Ten Copywriting Commandments: The Rules That Make Words Sell
The Framework
The Ten Copywriting Commandments from Allan Dib's Lean Marketing distill the craft of persuasive writing into ten non-negotiable rules. Dib argues that copywriting is the single highest-leverage marketing skill because it underlies every other channel: ads, emails, websites, social posts, sales pages, and even verbal pitches all depend on words that move people from disinterest to action.
The Ten Commandments
1. Entertain. Boring copy doesn't get read, regardless of how accurate or valuable the information is. The minimum requirement for marketing copy isn't correctness — it's entertainment. This doesn't mean comedy (though humor works); it means engaging the reader's attention through stories, surprises, contrasts, and vivid language. Dib cites the principle that people read marketing only when it's more interesting than their current alternative — and the alternative is literally everything else competing for their attention.
2. Clarity Above All. Clear beats clever every time. If the reader needs to re-read a sentence to understand it, that sentence has failed. Copywriting isn't creative writing — it's persuasive communication, and persuasion requires instant comprehension. Simple words, short sentences, active voice, concrete nouns. If a 12-year-old couldn't understand it, rewrite it.

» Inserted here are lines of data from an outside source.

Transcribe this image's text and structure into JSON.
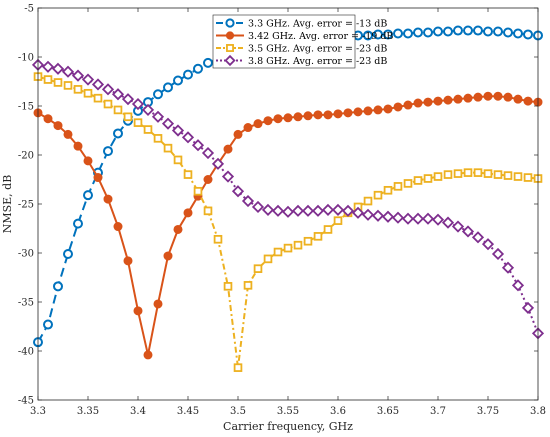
{
  "chart_data": {
    "type": "line",
    "xlabel": "Carrier frequency, GHz",
    "ylabel": "NMSE, dB",
    "xlim": [
      3.3,
      3.8
    ],
    "ylim": [
      -45,
      -5
    ],
    "xticks": [
      "3.3",
      "3.35",
      "3.4",
      "3.45",
      "3.5",
      "3.55",
      "3.6",
      "3.65",
      "3.7",
      "3.75",
      "3.8"
    ],
    "yticks": [
      "-5",
      "-10",
      "-15",
      "-20",
      "-25",
      "-30",
      "-35",
      "-40",
      "-45"
    ],
    "grid": false,
    "legend_position": "top-right",
    "x": [
      3.3,
      3.31,
      3.32,
      3.33,
      3.34,
      3.35,
      3.36,
      3.37,
      3.38,
      3.39,
      3.4,
      3.41,
      3.42,
      3.43,
      3.44,
      3.45,
      3.46,
      3.47,
      3.48,
      3.49,
      3.5,
      3.51,
      3.52,
      3.53,
      3.54,
      3.55,
      3.56,
      3.57,
      3.58,
      3.59,
      3.6,
      3.61,
      3.62,
      3.63,
      3.64,
      3.65,
      3.66,
      3.67,
      3.68,
      3.69,
      3.7,
      3.71,
      3.72,
      3.73,
      3.74,
      3.75,
      3.76,
      3.77,
      3.78,
      3.79,
      3.8
    ],
    "series": [
      {
        "name": "3.3 GHz. Avg. error = -13 dB",
        "color": "#0072BD",
        "marker": "circle",
        "dash": "long-dash",
        "values": [
          -39.1,
          -37.3,
          -33.4,
          -30.1,
          -27.0,
          -24.1,
          -21.8,
          -19.6,
          -17.8,
          -16.5,
          -15.5,
          -14.6,
          -13.8,
          -13.1,
          -12.4,
          -11.8,
          -11.2,
          -10.6,
          -10.1,
          -9.7,
          -9.3,
          -9.0,
          -8.8,
          -8.6,
          -8.5,
          -8.4,
          -8.3,
          -8.2,
          -8.1,
          -8.0,
          -7.9,
          -7.9,
          -7.8,
          -7.8,
          -7.7,
          -7.7,
          -7.6,
          -7.6,
          -7.5,
          -7.5,
          -7.4,
          -7.4,
          -7.3,
          -7.3,
          -7.3,
          -7.4,
          -7.4,
          -7.5,
          -7.6,
          -7.7,
          -7.8
        ]
      },
      {
        "name": "3.42 GHz. Avg. error = -19 dB",
        "color": "#D95319",
        "marker": "circle-filled",
        "dash": "solid",
        "values": [
          -15.7,
          -16.3,
          -17.0,
          -17.9,
          -19.1,
          -20.6,
          -22.3,
          -24.5,
          -27.3,
          -30.8,
          -35.9,
          -40.4,
          -35.2,
          -30.3,
          -27.6,
          -25.9,
          -24.2,
          -22.5,
          -20.9,
          -19.4,
          -17.9,
          -17.2,
          -16.8,
          -16.5,
          -16.3,
          -16.2,
          -16.1,
          -16.0,
          -15.9,
          -15.9,
          -15.8,
          -15.7,
          -15.6,
          -15.5,
          -15.4,
          -15.3,
          -15.1,
          -14.9,
          -14.7,
          -14.6,
          -14.5,
          -14.4,
          -14.3,
          -14.2,
          -14.1,
          -14.0,
          -14.0,
          -14.1,
          -14.3,
          -14.5,
          -14.6
        ]
      },
      {
        "name": "3.5 GHz. Avg. error = -23 dB",
        "color": "#EDB120",
        "marker": "square",
        "dash": "dash-dot",
        "values": [
          -12.0,
          -12.3,
          -12.6,
          -12.9,
          -13.3,
          -13.7,
          -14.2,
          -14.8,
          -15.4,
          -16.1,
          -16.7,
          -17.4,
          -18.3,
          -19.3,
          -20.5,
          -22.0,
          -23.7,
          -25.7,
          -28.6,
          -33.4,
          -41.7,
          -33.3,
          -31.6,
          -30.6,
          -29.9,
          -29.5,
          -29.2,
          -28.8,
          -28.3,
          -27.6,
          -26.7,
          -25.9,
          -25.3,
          -24.7,
          -24.1,
          -23.6,
          -23.2,
          -22.9,
          -22.6,
          -22.4,
          -22.2,
          -22.0,
          -21.9,
          -21.8,
          -21.8,
          -21.9,
          -22.0,
          -22.1,
          -22.2,
          -22.3,
          -22.4
        ]
      },
      {
        "name": "3.8 GHz. Avg. error = -23 dB",
        "color": "#7E2F8E",
        "marker": "diamond",
        "dash": "dotted",
        "values": [
          -10.8,
          -11.0,
          -11.2,
          -11.5,
          -11.9,
          -12.3,
          -12.8,
          -13.3,
          -13.8,
          -14.3,
          -14.8,
          -15.4,
          -16.1,
          -16.8,
          -17.5,
          -18.2,
          -19.0,
          -19.8,
          -20.9,
          -22.2,
          -23.7,
          -24.7,
          -25.3,
          -25.6,
          -25.7,
          -25.8,
          -25.7,
          -25.7,
          -25.7,
          -25.6,
          -25.6,
          -25.7,
          -25.9,
          -26.1,
          -26.2,
          -26.3,
          -26.4,
          -26.5,
          -26.5,
          -26.5,
          -26.6,
          -26.9,
          -27.3,
          -27.8,
          -28.4,
          -29.1,
          -30.1,
          -31.5,
          -33.3,
          -35.6,
          -38.2
        ]
      }
    ]
  }
}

3. Headlines Carry 80% of the Weight. Ogilvy's famous rule: when you've written your headline, you've spent 80 cents of your advertising dollar. Most people read only the headline. Of those who read the headline, only 20% read the body. This means the headline must accomplish the majority of the persuasive work — identifying the audience, promising value, and creating enough curiosity to earn the next sentence.

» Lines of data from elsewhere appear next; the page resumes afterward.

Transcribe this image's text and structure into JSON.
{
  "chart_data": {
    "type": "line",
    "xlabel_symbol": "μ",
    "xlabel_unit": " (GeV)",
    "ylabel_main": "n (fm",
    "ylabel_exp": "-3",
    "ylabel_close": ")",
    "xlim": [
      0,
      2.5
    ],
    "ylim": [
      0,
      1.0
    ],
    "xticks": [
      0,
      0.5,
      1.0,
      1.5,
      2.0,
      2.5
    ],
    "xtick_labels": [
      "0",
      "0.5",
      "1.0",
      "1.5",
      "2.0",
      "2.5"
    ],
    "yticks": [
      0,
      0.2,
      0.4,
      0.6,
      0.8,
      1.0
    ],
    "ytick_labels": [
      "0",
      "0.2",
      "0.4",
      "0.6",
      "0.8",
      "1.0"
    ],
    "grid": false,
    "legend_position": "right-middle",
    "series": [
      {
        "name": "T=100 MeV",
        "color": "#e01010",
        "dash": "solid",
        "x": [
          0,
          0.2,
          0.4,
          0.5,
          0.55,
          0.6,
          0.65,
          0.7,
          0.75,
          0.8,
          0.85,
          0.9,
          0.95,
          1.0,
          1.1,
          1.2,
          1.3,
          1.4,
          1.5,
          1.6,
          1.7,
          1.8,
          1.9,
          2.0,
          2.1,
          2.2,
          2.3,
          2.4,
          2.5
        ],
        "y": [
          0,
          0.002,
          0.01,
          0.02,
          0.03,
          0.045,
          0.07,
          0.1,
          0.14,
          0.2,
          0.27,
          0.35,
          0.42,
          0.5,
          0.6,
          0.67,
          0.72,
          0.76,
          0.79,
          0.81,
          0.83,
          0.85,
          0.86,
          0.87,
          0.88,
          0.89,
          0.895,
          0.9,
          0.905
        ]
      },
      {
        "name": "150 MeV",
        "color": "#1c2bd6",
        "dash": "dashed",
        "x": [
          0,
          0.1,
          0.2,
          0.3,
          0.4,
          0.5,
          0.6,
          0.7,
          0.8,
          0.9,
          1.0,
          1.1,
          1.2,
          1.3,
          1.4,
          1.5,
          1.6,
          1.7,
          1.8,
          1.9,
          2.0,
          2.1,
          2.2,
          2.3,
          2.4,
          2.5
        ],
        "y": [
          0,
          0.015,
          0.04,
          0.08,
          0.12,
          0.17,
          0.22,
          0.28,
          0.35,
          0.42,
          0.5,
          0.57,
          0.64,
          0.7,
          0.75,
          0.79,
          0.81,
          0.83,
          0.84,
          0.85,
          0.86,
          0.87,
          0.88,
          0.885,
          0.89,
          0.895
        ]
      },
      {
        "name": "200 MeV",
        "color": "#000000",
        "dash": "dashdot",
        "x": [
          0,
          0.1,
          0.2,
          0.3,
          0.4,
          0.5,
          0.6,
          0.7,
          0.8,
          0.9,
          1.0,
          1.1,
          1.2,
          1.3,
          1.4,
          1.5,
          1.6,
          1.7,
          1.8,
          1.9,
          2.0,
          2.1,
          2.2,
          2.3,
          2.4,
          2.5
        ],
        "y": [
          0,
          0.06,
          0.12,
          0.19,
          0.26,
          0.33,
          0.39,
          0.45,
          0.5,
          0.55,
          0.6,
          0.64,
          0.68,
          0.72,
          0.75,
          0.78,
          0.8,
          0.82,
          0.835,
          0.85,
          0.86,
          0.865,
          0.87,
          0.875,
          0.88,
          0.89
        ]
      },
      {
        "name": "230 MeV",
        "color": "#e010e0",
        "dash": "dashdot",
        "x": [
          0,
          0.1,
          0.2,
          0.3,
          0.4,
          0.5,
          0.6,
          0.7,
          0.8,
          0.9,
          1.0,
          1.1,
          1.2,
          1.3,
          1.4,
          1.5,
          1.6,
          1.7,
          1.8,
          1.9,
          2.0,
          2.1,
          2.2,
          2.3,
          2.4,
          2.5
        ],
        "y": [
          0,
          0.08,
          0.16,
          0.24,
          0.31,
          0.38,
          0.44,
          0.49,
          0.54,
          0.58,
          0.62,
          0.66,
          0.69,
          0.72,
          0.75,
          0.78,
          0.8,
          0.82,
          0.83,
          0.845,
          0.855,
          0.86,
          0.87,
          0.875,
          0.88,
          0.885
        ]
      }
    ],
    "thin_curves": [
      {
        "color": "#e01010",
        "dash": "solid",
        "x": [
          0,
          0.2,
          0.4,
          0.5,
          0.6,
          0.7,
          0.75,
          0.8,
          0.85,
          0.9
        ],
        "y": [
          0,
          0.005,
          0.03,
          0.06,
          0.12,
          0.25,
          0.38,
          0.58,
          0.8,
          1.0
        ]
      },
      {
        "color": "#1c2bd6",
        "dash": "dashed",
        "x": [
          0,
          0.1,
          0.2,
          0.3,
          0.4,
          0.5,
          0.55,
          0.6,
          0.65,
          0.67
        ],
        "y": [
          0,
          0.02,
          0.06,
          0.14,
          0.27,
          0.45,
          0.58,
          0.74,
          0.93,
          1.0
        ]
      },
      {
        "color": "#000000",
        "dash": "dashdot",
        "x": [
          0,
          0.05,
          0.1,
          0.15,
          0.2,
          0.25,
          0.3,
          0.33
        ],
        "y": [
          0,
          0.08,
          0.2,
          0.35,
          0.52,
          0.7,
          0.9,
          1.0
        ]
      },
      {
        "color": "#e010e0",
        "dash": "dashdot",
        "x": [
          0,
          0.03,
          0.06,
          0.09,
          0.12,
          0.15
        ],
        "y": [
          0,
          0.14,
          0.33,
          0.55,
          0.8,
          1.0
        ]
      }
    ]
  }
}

4. Name It. Abstract benefits need concrete names. "Our customer service program" means nothing. "The Platinum Promise" means something. Named systems, named processes, named guarantees, and named methodologies carry more perceived value than their unnamed equivalents — even when the content is identical. Hormozi's MAGIC Naming Formula from $100M Offers provides the specific structure for creating names that sell.
5. Ask for What You Want. Every piece of copy must end with a specific, single call to action. Don't hope the reader figures out what to do next. Don't offer three options. State one action, clearly, and tell them exactly how to take it. CTAs without specificity ("learn more") produce weaker responses than CTAs with specificity ("download the 7-page guide").

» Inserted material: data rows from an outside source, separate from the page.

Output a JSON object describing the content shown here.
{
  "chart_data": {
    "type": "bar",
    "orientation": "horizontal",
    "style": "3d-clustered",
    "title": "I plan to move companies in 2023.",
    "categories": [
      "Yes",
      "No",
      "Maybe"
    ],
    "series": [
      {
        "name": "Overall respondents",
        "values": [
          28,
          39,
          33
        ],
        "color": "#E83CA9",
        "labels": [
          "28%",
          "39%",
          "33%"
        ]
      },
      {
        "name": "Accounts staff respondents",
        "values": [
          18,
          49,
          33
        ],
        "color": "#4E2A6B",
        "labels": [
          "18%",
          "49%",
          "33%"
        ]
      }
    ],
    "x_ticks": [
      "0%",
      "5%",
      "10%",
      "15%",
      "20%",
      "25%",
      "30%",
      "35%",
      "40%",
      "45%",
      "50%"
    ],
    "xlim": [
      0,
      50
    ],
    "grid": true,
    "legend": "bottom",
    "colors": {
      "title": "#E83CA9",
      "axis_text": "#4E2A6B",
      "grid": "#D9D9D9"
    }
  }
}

6. Emotion First, Logic Second. People buy on emotion and justify with logic. Lead with how the product makes them feel (confident, safe, powerful, free), then provide the rational evidence (features, specifications, testimonials, data) that lets them justify the emotional decision. Copy that leads with features and follows with benefits reverses the natural decision sequence.
7. Write Before You Write. Research, brainstorm, and outline before touching the keyboard. The blank-page problem isn't a writing problem — it's a preparation problem. Dib's Writer's Toolbox (Story Bank, Content Bank, Swipe File, Snippets, Made Me Buy File) ensures that raw material is always available when writing time arrives.
8. Tell Stories. Stories are the oldest and most powerful persuasion technology. Dib's Two-Step Storytelling Framework provides the structure: (1) The Incident — relived through Visual, Auditory, Kinesthetic, and Smell/Taste sensory details. (2) The Point — "the reason I'm telling you this is because..." Save the point for the end so the story creates engagement before the lesson creates value.
9. Dual Readership Path. Write for two types of readers simultaneously: skimmers (who scan headlines, bold text, and bullet points) and deep readers (who read every word). Headlines, subheads, bold phrases, and captions must tell the complete story for skimmers. Body copy must reward deep readers with additional detail, evidence, and nuance.
10. Summarize Before and After. Tell them what you're going to tell them (preview), tell them (body), then tell them what you told them (summary). The repetition isn't redundant — it serves the dual readership path (skimmers catch the summary even if they missed the body) and reinforces key messages through the spacing effect (repeated exposure across the piece).
Cross-Library Connections
Hormozi's Content Unit framework from $100M Leads (Hook → Retain → Reward) is the structural implementation of Commandments 1, 3, and 5: the Hook is the headline (Commandment 3), the Retain section must entertain (Commandment 1), and the Reward concludes with a CTA (Commandment 5).
Berger's Contagious explains why Commandment 8 (stories) drives sharing: stories serve as Trojan Horses that carry brand messages under the guise of narrative entertainment. People share stories; they rarely share feature lists.
Voss's tactical empathy from Never Split the Difference is the conversational version of Commandment 6 (emotion first): understand and acknowledge the emotional reality before presenting logical arguments.